I have windows xp service pack 2
pentium III 668 mhz 240mb RAM
40gb Hard Drive with 10 free gb

Any video I play that is already saved in my computer works fine  ...every format! the problem is with online videos =(... my video card is a SIS 300/305/630/540/730

please help me


----------



## MysticEyes (Mar 30, 2002)

Run a speed test and post your down and up numbers,

http://testmy.net/


----------



## HalTrout (Mar 22, 2007)

I think your processor is to slow.


----------



## defo89 (Aug 22, 2007)

here it is:

:::.. testmy.net test results ..:::
Download Connection is:: 426 Kbps about 0.43 Mbps (tested with 579 kB)
Download Speed is:: 52 kB/s
Upload Connection is:: 187 Kbps about 0.2 Mbps (tested with 386 kB)
Upload Speed is:: 23 kB/s
Tested From:: http://testmy.net (Main)
Test Time:: 2007/08/22 - 5:49pm 
D-Validation Link:: http://testmy.net/stats/id-GZ0XDF8EO
U-Validation Link:: http://testmy.net/stats/id-X78IRDKYM 
User Agent:: Mozilla/5.0 (Windows; U; Windows NT 5.1; es-ES; rv:1.8.1.6) Gecko/20070725 Firefox/2.0.0.6 [!]


----------



## MysticEyes (Mar 30, 2002)

Well your numbers are in range for connection.
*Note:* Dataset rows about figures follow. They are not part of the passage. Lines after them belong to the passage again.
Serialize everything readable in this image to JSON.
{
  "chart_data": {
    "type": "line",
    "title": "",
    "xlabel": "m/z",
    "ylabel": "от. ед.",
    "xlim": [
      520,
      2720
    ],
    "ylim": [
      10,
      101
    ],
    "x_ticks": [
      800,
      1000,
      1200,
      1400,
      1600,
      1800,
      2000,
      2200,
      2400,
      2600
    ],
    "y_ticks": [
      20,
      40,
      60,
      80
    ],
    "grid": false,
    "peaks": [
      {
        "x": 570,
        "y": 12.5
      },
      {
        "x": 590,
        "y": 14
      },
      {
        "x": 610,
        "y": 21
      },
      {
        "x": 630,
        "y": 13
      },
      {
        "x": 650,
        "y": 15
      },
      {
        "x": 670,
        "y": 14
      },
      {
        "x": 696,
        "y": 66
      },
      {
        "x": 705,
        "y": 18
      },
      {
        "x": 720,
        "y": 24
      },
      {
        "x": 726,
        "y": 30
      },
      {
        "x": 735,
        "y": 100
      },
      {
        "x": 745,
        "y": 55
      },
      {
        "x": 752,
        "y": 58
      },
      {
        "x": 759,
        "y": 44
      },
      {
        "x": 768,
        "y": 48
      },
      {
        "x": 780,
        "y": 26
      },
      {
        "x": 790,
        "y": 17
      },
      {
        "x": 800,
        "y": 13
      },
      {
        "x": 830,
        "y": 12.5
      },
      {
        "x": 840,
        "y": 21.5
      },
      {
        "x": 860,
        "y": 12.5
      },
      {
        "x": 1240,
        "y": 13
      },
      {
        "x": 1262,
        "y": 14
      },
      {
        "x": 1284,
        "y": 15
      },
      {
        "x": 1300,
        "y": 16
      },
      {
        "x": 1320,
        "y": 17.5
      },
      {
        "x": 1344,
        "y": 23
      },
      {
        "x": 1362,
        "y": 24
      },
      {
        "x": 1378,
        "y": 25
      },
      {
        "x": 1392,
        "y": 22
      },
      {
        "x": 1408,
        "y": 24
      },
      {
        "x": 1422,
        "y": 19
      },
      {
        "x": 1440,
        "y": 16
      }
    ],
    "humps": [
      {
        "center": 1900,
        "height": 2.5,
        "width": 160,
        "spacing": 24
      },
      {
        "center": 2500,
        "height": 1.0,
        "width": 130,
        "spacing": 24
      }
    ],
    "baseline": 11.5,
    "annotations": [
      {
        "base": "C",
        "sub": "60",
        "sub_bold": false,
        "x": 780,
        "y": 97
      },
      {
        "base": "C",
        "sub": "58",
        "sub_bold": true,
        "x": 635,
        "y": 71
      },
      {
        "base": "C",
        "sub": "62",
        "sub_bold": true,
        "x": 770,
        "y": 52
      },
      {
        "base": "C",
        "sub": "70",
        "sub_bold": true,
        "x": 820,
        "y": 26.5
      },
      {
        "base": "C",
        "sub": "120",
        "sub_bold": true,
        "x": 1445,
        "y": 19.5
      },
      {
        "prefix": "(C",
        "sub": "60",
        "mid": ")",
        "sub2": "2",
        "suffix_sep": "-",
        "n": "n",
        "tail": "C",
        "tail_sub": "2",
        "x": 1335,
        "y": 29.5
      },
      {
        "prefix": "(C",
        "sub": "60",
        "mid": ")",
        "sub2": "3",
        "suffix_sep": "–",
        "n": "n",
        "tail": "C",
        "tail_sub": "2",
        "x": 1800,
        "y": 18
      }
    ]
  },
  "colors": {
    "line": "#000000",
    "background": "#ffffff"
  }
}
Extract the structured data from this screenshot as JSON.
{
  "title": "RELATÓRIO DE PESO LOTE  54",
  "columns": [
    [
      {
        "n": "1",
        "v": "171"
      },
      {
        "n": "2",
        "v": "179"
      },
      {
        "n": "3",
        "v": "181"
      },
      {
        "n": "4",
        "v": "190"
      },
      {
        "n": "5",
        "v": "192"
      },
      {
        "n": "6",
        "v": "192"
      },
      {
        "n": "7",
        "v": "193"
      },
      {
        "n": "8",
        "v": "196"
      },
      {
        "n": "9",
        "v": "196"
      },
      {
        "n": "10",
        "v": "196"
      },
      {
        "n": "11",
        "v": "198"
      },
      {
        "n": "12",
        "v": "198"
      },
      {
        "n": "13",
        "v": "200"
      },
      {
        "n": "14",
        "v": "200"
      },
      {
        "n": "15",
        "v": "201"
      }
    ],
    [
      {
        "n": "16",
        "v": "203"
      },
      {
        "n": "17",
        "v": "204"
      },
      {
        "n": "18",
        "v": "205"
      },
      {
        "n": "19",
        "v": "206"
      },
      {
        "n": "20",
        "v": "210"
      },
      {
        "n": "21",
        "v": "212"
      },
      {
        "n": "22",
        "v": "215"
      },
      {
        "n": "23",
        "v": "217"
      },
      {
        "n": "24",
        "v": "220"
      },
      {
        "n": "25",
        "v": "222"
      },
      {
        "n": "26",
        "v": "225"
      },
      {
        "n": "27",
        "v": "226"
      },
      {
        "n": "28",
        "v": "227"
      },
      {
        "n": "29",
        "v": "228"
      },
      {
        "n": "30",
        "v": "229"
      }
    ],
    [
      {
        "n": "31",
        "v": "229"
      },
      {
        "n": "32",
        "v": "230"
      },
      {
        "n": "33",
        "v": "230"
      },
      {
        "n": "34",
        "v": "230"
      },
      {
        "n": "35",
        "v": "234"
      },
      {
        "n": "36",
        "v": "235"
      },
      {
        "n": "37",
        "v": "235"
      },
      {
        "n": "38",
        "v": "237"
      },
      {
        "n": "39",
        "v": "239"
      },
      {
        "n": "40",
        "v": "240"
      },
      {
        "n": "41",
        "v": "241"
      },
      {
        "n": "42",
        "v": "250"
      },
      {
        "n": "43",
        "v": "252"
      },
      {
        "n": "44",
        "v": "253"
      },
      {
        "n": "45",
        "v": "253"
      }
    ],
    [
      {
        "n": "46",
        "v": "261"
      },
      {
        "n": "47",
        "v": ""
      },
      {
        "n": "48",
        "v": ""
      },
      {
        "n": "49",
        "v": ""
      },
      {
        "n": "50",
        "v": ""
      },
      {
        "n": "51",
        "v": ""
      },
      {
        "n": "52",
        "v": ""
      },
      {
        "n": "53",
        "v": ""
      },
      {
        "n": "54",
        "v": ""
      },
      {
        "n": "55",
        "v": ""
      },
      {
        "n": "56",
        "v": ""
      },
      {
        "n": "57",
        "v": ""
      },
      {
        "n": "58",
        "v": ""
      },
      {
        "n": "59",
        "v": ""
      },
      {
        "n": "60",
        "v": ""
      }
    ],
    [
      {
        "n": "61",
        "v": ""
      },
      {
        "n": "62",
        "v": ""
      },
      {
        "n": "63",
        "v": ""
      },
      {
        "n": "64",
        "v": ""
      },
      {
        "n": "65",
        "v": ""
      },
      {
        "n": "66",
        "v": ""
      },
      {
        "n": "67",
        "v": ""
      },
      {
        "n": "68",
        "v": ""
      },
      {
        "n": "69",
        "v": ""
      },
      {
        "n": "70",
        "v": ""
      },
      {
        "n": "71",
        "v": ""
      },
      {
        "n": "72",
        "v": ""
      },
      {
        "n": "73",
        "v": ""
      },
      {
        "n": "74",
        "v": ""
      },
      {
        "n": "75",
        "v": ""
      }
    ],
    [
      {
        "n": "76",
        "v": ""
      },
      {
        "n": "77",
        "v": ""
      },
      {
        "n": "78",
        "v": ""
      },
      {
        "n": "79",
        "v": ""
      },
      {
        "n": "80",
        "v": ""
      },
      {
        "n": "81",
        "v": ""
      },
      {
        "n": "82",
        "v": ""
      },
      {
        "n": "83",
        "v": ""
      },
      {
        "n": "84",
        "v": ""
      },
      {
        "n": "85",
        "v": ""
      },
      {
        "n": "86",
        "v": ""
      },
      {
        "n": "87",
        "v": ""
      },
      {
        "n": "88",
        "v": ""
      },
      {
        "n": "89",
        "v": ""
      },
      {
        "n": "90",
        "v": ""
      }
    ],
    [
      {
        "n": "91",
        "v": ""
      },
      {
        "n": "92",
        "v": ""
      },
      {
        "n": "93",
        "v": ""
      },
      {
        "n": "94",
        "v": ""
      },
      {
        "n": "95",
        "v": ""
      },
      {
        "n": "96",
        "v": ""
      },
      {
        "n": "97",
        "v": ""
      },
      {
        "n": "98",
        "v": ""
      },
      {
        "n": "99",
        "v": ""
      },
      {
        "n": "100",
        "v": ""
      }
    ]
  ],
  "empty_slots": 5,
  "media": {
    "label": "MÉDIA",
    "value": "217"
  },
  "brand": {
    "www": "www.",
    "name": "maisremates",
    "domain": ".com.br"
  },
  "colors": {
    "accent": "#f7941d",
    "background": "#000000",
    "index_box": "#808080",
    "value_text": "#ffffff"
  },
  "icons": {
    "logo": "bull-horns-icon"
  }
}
Have you always had this problem or is it recent? If you pause a YouTube vid and let it load first does it play normally?


----------



## defo89 (Aug 22, 2007)

i've always had this problem, since i upgraded to win xp, but actually i didnt visit youtube so much and so i was able to see the videos in quick time format and wmp, i used to be able to see google videos in a normal way but then they went choppy as youtube's and yes I let it load but it doesnt fix it =( i guess i have to get a new computer dont I n_n' ?


----------



## HalTrout (Mar 22, 2007)

I still don't think you have enough processing power evidenced by the fact that xp requires more resources. Can you upgrade your cpu?


----------



## MysticEyes (Mar 30, 2002)

> pentium III 668 mhz *240mb RAM*


Well if anything more RAM is definitely in order. 240MB just doesn't cut it with XP.


----------



## defo89 (Aug 22, 2007)

ok thanks a lot i will upgrade my cpu as son as i can


----------